Hearing NIOSH's Howard May Not Return, ASSE Urges Reappointment
ASSE said today that its president, Michael Thompson, has sent a letter to President George W. Bush urging him to appoint NIOSH Director Dr. John Howard to another six-year term. ASSE, AIHA, and others have been urging reappointment for some time, but this new letter states that ASSE "recently learned that CDC's leadership will not renew Dr. Howard's six-year appointment as NIOSH Director."
Howard, an articulate, visonary leader who once headed Cal/OSHA, knows safety and health and has a strong interest in investigating and understanding nascent health issues such as nanotechnology. Even today, the NIOSH blog's lead item is an important discussion of the similar bodily response to long multi-walled carbon nanotubes as to asbestos fibers. New Japanese and British research supports treating them with equal care, such as under sealed or automated conditions or wich local exhaust systems in place, according to this post from Vladimir V. Murashov, Ph.D., Special Assistant for Nanotechnology to the NIOSH Director.

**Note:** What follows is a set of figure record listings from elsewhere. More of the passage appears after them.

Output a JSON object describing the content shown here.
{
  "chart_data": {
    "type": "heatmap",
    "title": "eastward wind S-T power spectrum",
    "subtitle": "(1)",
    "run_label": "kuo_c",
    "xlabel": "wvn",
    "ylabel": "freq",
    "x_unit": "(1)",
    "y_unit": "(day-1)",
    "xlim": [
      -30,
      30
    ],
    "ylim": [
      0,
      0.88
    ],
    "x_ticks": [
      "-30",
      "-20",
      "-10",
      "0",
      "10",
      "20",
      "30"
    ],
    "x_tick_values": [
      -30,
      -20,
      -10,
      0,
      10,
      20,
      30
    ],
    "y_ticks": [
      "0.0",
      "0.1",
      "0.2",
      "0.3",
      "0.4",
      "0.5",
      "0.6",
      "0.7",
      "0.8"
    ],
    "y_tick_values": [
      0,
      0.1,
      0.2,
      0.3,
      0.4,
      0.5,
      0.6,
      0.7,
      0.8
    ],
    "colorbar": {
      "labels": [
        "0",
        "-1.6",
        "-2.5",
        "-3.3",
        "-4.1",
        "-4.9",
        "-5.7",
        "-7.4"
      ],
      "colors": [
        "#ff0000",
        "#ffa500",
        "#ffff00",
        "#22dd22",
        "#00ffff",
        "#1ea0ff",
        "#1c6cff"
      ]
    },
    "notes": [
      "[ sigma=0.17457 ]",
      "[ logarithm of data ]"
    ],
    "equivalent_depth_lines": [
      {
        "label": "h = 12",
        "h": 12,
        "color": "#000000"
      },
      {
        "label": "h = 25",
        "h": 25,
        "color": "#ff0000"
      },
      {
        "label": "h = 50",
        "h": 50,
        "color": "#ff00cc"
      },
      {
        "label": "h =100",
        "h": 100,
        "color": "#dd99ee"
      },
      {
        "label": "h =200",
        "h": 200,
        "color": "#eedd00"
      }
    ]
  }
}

But back to Thompson's letter: "ASSE has seen a significant advancement of the mission of NIOSH within the Department of Health and Human Services' (HHS) Centers for Disease Control (CDC) under the creative and dedicated leadership of Dr. Howard," wrote Thompson, CSP. "Dr. Howard has been instrumental in unleashing a wealth of talent at NIOSH and helping bring together the research and educational resources of NIOSH to the day-to-day practice of our members in workplaces across the nation. We do not know why such a highly competent leader and administrator of an agency that has been, by any measure, a success in the eyes of our members and the entire safety and health community should not be reappointed. The very positive impact your Administration has had on occupational safety and health through Dr. Howard should be allowed to continue to the end and beyond this Administration. We can think of no more fitting legacy for your Administration’s success in providing leadership in occupational safety and health than by allowing Dr. Howard to continue in this role."
The letter cites these NIOSH accomplishments under Howard: improved integration of the safety and health community in setting NIOSH’s research agenda, 2) leadership in addressing the safety and health risks of emerging technologies, most notably nanotechnology; 3) increased accountability for NIOSH’s research programs by inviting examination through the National Academy of Sciences and the Institute of Medicine, and 4) active outreach to safety and health practitioners and bringing the research results funded through NIOSH directly to the job site where ASSE members work.